# Way Past My Bedtime



## Brandon2k14 (Nov 26, 2014)

Rocko out doing late shopping he should be in bed well hes home now asleep lol and he had a little nap while in the shop.


As you can see I love pringles soo much lol just joking they were on a sale.
Coke has to go in the shopping cart lol.Petshop tommorow to get Tiko seeds and maybe a new toy.


----------



## eduardo (Jan 27, 2012)

Oh, how cute is he!! With his little soccer ball flight suit , lol


----------



## TamaMoo (Jan 12, 2014)

Before I saw the caption, I was thinking Rocko must really love Pringles.  I just love his crest!


----------



## Brandon2k14 (Nov 26, 2014)

TamaMoo said:


> Before I saw the caption, I was thinking Rocko must really love Pringles.  I just love his crest!


Haha lol No Rocko dosent like pringles but he will take a little nibble.One day I was eating pizza and he jumped on the pizza tray and was eating the sauce lol and then flew back to the top of the couch and ate.I love his crest too he has it up very high he must have been excited to get out for a drive lol.


----------



## Brandon2k14 (Nov 26, 2014)

eduardo said:


> Oh, how cute is he!! With his little soccer ball flight suit , lol


Thanks Loki will be next to get a flightsuit.


----------



## TexTiel (Mar 17, 2013)

I always enjoy pics of Rocko and his adventures. I think it's great you take him so many places. He leads an interesting life that's for sure.


----------



## Brandon2k14 (Nov 26, 2014)

TexTiel said:


> I always enjoy pics of Rocko and his adventures. I think it's great you take him so many places. He leads an interesting life that's for sure.

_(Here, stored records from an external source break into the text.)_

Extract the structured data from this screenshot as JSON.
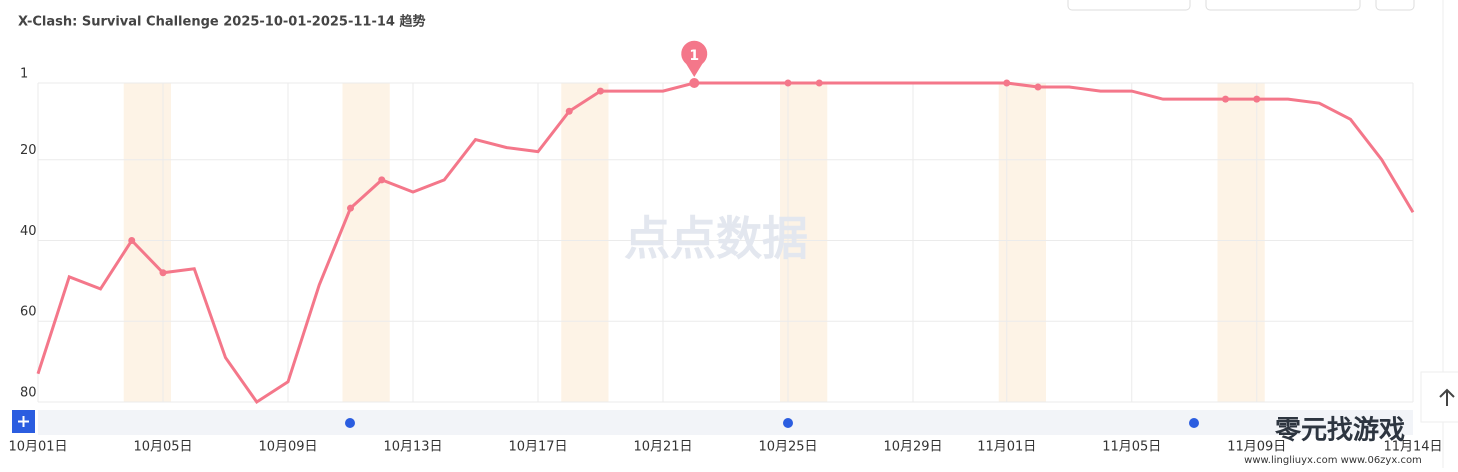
{
  "chart_data": {
    "type": "line",
    "title": "X-Clash: Survival Challenge 2025-10-01-2025-11-14 趋势",
    "categories": [
      "10月01日",
      null,
      null,
      null,
      "10月05日",
      null,
      null,
      null,
      "10月09日",
      null,
      null,
      null,
      "10月13日",
      null,
      null,
      null,
      "10月17日",
      null,
      null,
      null,
      "10月21日",
      null,
      null,
      null,
      "10月25日",
      null,
      null,
      null,
      "10月29日",
      null,
      null,
      "11月01日",
      null,
      null,
      null,
      "11月05日",
      null,
      null,
      null,
      "11月09日",
      null,
      null,
      null,
      null,
      "11月14日"
    ],
    "series": [
      {
        "color": "#f4778a",
        "values": [
          73,
          49,
          52,
          40,
          48,
          47,
          69,
          80,
          75,
          51,
          32,
          25,
          28,
          25,
          15,
          17,
          18,
          8,
          3,
          3,
          3,
          1,
          1,
          1,
          1,
          1,
          1,
          1,
          1,
          1,
          1,
          1,
          2,
          2,
          3,
          3,
          5,
          5,
          5,
          5,
          5,
          6,
          10,
          20,
          33
        ]
      }
    ],
    "peak_index": 21,
    "weekend_bands": [
      [
        3,
        4
      ],
      [
        10,
        11
      ],
      [
        17,
        18
      ],
      [
        24,
        25
      ],
      [
        31,
        32
      ],
      [
        38,
        39
      ]
    ],
    "ylim": [
      80,
      1
    ],
    "yticks": [
      1,
      20,
      40,
      60,
      80
    ],
    "grid": true
  },
  "watermark": "点点数据",
  "corner_logo": {
    "name": "零元找游戏",
    "urls": "www.lingliuyx.com  www.06zyx.com"
  }
}
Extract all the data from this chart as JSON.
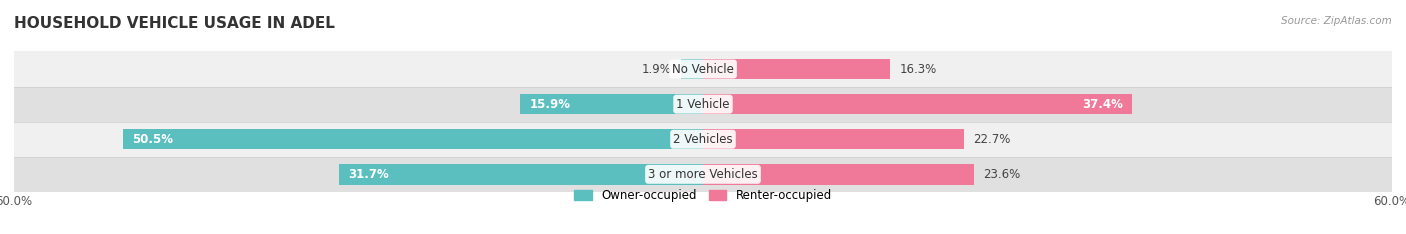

Thanks can I ask you a question? Do you know how I can make a professional video of me training Rocko and Loki just to put up on my website to get people interested.


----------



## estypest (Jul 31, 2014)

Aww bless him on his shopping trip, he definitely has some great adventures and thanks for sharing.


----------



## Vickitiel (Oct 10, 2012)

That flight suit is too cute!!


----------



## Brandon2k14 (Nov 26, 2014)

Thanks Everyone


----------